The following excerpt pulled directly from http://butunclebob.com/ArticleS.UncleBob.TheBowlingGameKata
What's a kata?
A kata is meant to be memorized. Students of a kata study it as a form, not as a conclusion. It is not the conclusion of the kata that matters, it's the steps that lead to the conclusion. If you want to lean to think the way I think, to design the way I design, then you must learn to react to minutia the way I react. Following this form will help you to do that. As you learn the form, and repeat it, and repeat it, you will condition your mind and body to respond the way I respond to the minute factors that lead to design decisions.
Michael Feathers has long pondered the concept of "Design Sense". Good designers have a "sense" for design. They can convert a set of requirements into a design with little or not effort. It's as though their minds were wired to translate requirements to design. They can "feel" when a design is good or bad. They somehow intrinsically know which design alternatives to take at which point.

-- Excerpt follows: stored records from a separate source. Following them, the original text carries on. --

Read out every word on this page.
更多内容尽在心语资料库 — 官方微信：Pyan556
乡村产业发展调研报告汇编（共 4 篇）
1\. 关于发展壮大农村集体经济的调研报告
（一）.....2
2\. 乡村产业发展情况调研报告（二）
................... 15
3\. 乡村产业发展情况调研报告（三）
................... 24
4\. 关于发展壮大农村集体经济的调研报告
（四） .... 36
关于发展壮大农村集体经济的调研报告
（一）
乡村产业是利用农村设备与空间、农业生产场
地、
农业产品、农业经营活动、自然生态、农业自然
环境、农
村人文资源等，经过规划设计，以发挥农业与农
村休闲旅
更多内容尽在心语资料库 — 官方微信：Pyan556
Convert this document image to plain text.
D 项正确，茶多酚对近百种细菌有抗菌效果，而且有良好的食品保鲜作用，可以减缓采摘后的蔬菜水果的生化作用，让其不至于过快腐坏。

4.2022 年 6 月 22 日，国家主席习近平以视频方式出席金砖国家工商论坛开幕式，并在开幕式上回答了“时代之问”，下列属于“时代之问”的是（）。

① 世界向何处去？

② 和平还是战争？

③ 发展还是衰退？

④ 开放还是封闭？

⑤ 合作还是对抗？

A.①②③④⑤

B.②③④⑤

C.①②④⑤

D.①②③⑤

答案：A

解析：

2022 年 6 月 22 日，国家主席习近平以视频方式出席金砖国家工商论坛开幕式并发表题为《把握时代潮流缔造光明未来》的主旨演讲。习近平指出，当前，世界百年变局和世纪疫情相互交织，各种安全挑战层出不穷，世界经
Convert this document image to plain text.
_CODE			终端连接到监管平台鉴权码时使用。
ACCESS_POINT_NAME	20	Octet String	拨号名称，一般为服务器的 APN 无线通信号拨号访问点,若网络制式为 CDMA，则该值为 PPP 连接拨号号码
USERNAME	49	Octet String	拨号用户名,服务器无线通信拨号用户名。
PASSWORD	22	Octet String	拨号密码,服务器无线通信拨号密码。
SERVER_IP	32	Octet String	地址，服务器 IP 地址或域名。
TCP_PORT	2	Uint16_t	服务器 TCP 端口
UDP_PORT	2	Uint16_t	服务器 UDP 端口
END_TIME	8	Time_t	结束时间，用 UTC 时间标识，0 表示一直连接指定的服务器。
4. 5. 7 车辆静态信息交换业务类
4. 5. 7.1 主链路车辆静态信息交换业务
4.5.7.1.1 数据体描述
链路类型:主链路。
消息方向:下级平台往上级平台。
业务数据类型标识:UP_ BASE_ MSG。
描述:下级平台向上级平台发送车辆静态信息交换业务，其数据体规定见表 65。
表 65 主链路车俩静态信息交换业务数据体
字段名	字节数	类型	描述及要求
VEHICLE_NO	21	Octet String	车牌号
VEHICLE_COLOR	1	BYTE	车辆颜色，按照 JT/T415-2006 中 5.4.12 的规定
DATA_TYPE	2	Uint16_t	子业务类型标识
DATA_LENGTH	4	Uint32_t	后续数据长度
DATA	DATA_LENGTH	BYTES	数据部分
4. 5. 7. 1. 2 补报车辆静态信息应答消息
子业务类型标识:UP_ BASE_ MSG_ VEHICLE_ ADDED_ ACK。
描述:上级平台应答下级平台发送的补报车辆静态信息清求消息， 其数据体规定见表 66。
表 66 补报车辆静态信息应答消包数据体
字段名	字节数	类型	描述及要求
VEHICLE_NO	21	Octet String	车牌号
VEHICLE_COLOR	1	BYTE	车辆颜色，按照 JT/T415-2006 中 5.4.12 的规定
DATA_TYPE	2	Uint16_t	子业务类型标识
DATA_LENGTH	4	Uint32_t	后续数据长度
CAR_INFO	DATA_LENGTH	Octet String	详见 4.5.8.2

Perhaps the best way to acquire "Design Sense" is to find someone who has it, put your fingers on top of theirs, put your eyeballs right behind theirs, and follow along as they design something. Learning a kata may be one way of accomplishing this.
If you wish to try this style of learning, I suggest you proceed by memorizing it in short sections. Fully learn one section before adding the next. I have broken the kata up into five short sections. Learn each in order, and don't learn the next until you have mastered the previous. Move slowly and deliberately. DO NOT RUSH. A kata needs to seep into your bones, and this take time.
Here are the sections to memorize:
- The First Test
- The Second Test
- The Third Test
- The Fourth Test
- The Fifth Test
There is also a preamble section entitled "A Quick Design Session". This is part of the kata when demonstrating TDD to others, but is not part of the "Design Sense" of the kata itself.